Not-for-Profit Hospitals Tighten Oversight as Revenues Fall
That slowing of healthcare inflation, fueled in part by reduced federal funding, has mixed credit implications for not-for-profit hospitals, Moody's notes. Pascaris, however, says four years of significantly lower healthcare inflation cannot be attributed solely to the slow economy or reduced revenues.
"That first couple of years of that low pace of healthcare inflation, folks were attributing it to the Great Recession and higher unemployment and people with jobs either losing health insurance or being transferred to high-deductible plans.

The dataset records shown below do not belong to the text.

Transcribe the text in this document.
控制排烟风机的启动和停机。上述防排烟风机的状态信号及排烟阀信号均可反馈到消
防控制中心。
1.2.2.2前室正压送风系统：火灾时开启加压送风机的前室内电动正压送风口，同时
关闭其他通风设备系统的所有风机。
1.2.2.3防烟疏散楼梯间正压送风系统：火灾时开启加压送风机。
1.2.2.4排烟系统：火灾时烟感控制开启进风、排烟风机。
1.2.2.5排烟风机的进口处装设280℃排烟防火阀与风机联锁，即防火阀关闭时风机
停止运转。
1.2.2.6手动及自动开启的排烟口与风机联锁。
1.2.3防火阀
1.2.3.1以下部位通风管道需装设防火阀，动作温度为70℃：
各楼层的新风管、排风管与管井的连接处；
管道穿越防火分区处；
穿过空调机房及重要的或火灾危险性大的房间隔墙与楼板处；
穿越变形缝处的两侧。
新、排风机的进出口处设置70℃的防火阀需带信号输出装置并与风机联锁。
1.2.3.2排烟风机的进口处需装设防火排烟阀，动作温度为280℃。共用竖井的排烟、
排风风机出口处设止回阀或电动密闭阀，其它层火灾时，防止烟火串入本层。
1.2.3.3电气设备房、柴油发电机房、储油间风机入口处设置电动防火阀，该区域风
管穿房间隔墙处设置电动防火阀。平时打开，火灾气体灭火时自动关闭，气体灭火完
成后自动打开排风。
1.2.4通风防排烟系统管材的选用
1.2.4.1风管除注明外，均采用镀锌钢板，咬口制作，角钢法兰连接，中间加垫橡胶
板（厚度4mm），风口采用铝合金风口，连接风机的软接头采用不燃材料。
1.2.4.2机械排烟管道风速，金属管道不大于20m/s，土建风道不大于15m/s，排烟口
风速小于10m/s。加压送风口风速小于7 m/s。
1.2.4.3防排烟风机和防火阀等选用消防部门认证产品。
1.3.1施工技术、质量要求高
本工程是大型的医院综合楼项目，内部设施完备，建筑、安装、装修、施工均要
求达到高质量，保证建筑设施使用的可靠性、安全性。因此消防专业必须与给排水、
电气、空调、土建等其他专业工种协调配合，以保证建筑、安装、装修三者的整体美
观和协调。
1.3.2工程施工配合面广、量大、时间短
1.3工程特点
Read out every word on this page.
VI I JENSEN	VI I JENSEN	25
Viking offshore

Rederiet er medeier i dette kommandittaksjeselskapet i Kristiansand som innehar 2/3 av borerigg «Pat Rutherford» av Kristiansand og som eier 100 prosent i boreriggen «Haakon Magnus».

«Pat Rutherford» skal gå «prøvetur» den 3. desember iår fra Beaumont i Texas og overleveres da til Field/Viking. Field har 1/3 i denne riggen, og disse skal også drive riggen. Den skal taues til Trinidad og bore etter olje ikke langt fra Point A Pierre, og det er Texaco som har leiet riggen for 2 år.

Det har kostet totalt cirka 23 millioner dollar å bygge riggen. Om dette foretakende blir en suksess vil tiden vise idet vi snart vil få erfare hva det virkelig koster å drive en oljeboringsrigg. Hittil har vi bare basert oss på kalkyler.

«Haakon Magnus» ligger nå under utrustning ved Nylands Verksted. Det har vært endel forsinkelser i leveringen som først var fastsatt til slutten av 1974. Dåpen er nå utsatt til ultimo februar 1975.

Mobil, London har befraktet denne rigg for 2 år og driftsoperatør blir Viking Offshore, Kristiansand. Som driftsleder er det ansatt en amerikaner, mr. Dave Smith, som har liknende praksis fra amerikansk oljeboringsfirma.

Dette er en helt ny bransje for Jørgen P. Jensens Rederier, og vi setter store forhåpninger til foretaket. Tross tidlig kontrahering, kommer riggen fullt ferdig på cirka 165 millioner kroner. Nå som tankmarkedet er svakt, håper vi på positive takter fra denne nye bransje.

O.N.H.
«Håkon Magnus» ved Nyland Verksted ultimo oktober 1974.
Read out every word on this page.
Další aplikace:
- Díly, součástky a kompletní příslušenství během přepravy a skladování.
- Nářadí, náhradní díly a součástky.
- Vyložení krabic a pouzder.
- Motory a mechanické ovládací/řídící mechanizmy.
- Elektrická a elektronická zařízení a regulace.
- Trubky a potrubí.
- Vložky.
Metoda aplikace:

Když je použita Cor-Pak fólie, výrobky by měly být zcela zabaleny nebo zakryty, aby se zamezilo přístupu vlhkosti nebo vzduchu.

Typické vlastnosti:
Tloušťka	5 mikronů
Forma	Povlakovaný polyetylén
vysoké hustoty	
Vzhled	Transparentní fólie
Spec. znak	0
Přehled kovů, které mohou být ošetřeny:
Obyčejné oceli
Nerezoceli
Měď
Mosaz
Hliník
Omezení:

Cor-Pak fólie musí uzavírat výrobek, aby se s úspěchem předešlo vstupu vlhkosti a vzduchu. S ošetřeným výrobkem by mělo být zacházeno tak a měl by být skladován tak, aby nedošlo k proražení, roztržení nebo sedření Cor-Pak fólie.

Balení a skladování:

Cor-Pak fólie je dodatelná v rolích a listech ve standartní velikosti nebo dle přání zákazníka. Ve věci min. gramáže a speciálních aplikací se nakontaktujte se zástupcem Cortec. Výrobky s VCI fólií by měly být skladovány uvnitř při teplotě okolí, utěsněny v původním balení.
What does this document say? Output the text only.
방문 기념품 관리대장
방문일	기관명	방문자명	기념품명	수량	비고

All of those things certainly were a factor," he says. "But now that we are at a multi-year trend of this kind of inflation in our view a component of this has to do with improved management in the sector driving down a lower sector-wide rate of inflation."
Medicare and Medicaid spending now represent 23% of the federal budget, the largest slice. The CBO has projected that by 2020 spending on Medicare and Medicaid will be cut by $200 billion less than what it had projected for the programs in March 2010. Because Medicare and Medicaid combined generate about 57% of gross revenues for most not-for-profit hospitals, the effects of any funding cuts are significant.
"On balance, however, we view the trend favorably for the industry as it drives management efforts across the sector over multiple years to control spending and portends a more efficient delivery model than in past years," Moody' says in Lower US Healthcare Inflation is Credit Positive for Not-for-Profit Hospitals.
"The trick," Pascaris says, "is going to be on the expense management side of things keeping that pace moving forward."